5. Revitalize the priesthood of all believers.
Gen Z is full of young people who want to build and lead. They’re attracted to influencers for good and bad reasons. At best, it’s not because they want fame—it’s because they want to influence their world. They want to do something that matters. And rather than being cynical about institutions or deconstructing them, Gen Z may be the generation that rebuilds them. They want to be engaged in the positive project of construction and renewal. They are hungry to be on mission.
This is why we’ve tried to resist the tendency to have paid staff doing all the ministry and making all the decisions. Instead, we invite Gen Z into the war room. We challenge them to lead their peers, and we seek their input on important decisions. As much as possible, we try to give them the keys to ministry and free them to drive the car.
Of course, this produces its fair share of accidents and problems, but if we truly believe what Peter wrote—we’re a kingdom of priests (1 Pet. 2:9; Ex. 19:6)—then it’s imperative to act on it.
Keep Jesus at the Center
None of the above points is a brand-new insight. Each is rooted in an ancient tradition of the church. But this shouldn’t surprise us. Gen Z lives in the radioactive fallout left behind by the Enlightenment. The blasted landscape tells a story: God is absent or aloof, and the self is the only tenable God-substitute. This environment is hostile to life, leaving everyone (but especially the young) hungry for spiritual vitality. The nuclear desert begs to become a garden once more.

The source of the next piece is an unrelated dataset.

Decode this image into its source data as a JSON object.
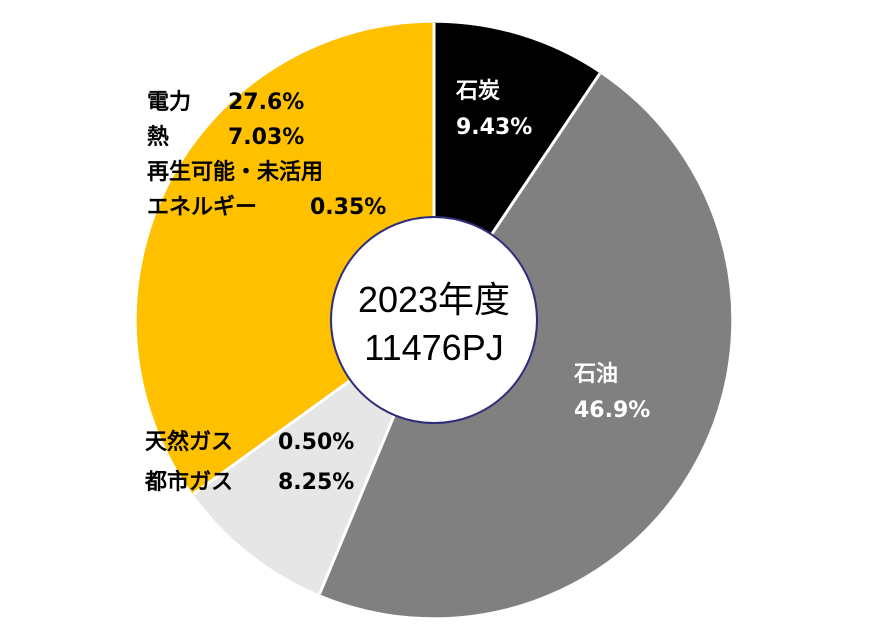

Around them are the crumbling ruins of the church. They can see that great buildings, sweeping pastures, luxuriant trees, and lush farmland once stood here. So they feel the dissonance—Why am I eating spiritual junk food in a commodified digital dystopia when something better exists?
Hunger demands to be fed. It points to the undeniable fact that it can be fed. Gen Z senses, whether or not they can find the words to say it, that they were made to eat real food, to live in real community, to cultivate real beauty, to know the real Spirit, to glorify the real God, and to enjoy the real Savior forever.
So if everything above feels like a return to the old, deeper, truer ways, that’s because it is. It’s a return to Jesus at the center of life: Jesus as the One who hears confession and forgives; the One who rescues a people and unites them to himself; the One who deserves our exuberant worship and praise; the One who calls us to mission and empowers us with his grace.
The Spirit is moving. It’s our prayer that older generations will see it as their joyful calling to set aside their interests, preferences, wealth, and time to join that movement.